Dunwoody: Foreign Language Learning Seriew Reviews
Alexander Arguelles presents a series of video reviews and demonstrations of those foreign language learning series that he has found most useful in his own studies. For further information about the series, please refer to www.foreignlanguageexpertise.com














Hey, that’s pretty sweet. I was wondering if there were any books for rare languages.
I just checked the Dunwoody website. They even have a reader and cassettes for Abkahzian. I will finally get to learn to use those whistling sounds I heard so much about.
Thanks for the reviews. I really look forward to these each week.
What a great service! But why no Latin American languages like Quechua or Aymara?
What a great service! But why no Latin American languages like Quechua or Aymara?
I had to make a trip to South America to get my materials for those languages and you will probably have to do the same, although Clodoaldo Soto Ruiz’ Quechua Manual de EnseƱanza was co-published by the University of Illinois Champaign-Urbana in 1993 and comes with a dozen accompanying tapes.
Did you include hanja in the Korean Newspaper reader? I was in Korea for a month and I don’t remember seeing many hanja.
In the glossary and as they appeared in the actual text – but no, there are not very many, unfortunately, for they actually make reading much easier. The hardest thing about North Korean texts is not the slightly different grammar / vocabulary, but rather the total absence of Hanja because often you will look up a word in the dictionary and then have to guess from context which definition fits, whereas if the Hanja were there in brackets as well, you would know exactly which one was intended.

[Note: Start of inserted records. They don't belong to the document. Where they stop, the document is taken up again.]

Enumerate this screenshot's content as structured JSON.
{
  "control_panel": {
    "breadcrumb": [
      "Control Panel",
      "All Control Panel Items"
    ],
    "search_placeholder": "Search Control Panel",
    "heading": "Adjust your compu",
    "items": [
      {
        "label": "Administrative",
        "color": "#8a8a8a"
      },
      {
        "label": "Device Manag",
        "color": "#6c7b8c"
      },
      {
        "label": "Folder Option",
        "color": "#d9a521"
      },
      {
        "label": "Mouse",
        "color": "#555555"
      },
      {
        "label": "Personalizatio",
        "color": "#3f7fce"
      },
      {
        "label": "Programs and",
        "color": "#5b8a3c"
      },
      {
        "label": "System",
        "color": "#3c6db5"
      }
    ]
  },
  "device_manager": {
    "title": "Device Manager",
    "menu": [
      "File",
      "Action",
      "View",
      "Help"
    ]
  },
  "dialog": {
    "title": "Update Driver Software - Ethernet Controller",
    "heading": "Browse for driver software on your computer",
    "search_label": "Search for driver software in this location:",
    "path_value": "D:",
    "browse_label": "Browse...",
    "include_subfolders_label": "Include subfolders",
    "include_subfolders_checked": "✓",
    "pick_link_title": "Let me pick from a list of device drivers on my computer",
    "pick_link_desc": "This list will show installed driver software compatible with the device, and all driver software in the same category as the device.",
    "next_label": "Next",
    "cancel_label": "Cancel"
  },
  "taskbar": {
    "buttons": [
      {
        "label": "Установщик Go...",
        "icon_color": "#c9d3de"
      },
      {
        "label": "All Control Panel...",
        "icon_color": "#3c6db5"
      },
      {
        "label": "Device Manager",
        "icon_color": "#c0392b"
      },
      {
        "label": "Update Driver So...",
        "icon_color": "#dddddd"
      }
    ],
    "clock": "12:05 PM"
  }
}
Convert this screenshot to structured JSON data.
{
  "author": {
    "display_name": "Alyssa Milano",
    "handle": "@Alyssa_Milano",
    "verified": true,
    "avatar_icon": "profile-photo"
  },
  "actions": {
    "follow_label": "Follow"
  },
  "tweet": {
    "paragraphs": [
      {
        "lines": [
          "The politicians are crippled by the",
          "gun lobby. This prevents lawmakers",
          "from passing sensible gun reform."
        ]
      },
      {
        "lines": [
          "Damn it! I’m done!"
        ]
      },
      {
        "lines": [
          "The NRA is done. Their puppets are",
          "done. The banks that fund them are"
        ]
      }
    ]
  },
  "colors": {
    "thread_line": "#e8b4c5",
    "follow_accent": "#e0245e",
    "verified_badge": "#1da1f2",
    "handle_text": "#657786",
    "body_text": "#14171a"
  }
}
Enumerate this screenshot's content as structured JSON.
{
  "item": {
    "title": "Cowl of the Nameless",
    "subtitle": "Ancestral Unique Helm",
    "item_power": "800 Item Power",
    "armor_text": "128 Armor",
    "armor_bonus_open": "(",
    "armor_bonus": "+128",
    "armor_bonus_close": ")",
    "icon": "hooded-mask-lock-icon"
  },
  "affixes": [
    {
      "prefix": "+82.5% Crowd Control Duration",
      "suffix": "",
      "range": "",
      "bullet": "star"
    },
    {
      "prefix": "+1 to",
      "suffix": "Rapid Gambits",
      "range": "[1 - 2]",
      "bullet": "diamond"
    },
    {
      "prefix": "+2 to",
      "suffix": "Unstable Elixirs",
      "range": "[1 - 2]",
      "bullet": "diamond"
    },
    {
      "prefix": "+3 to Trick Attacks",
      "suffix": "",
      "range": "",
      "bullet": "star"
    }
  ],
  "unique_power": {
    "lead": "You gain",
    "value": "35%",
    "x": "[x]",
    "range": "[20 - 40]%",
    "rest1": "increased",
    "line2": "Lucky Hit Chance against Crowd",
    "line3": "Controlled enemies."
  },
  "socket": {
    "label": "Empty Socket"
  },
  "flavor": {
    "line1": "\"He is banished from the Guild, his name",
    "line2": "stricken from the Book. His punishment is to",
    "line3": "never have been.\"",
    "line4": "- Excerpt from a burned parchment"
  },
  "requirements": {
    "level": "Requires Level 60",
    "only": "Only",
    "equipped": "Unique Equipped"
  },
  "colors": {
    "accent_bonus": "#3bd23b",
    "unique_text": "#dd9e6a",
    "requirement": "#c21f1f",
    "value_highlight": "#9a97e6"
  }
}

do they have it in kannada?
do these books teach the written form of the language or spoken?
Wouldn’t they sell more if they produce in the more popular languages? I thought the point of going into business would be to turn a profit. But it is good that they are producing materials for less known languages.
Clearly the very existence of the company and the fact they feature over 130 publications is a testament to their profitability.
They obviously have identified a niche market and have based their business model on this market.
This is an excellent resource for books in Central Asian languages. Where else can you find readers and grammars in Kazakh, Tajiki, Turkmen, Tatar, and Uzbek?
well think of it this way: sell 100 books each in 5 “popular” languages, or sell 20 books each in 20, 30, 40, or even 50 less-commonly taught languages
You sound out of breath in this video. Was it excitement or were you ill?
Is there a good program that you would recommend for learning Persian in order to get to the level of being able to use these resources?
Professor, given that you are relocating to a new environment and obviously extremely occupied, may I ask whether your North Korean and Fiction readers will still see the light of day?
I delivered the complete manuscript of the North Korean Reader to Dunwoody over a year ago and have been periodically assured ever since that it is next on the publishing queue, but they appear to have either a great backlog or a shifting list of other works that for some reason take greater priority. Perhaps if readers were to write requesting its issue that might expedite matters? As for the Fiction Reader, that, too, is slowly but surely being prepared.
I tried sending Dunwoody a message some time ago, but kept getting an automated response saying the e-mail address was invalid. I’ve since sent them another one, and it went through (or seemed to), but I still haven’t received a reply.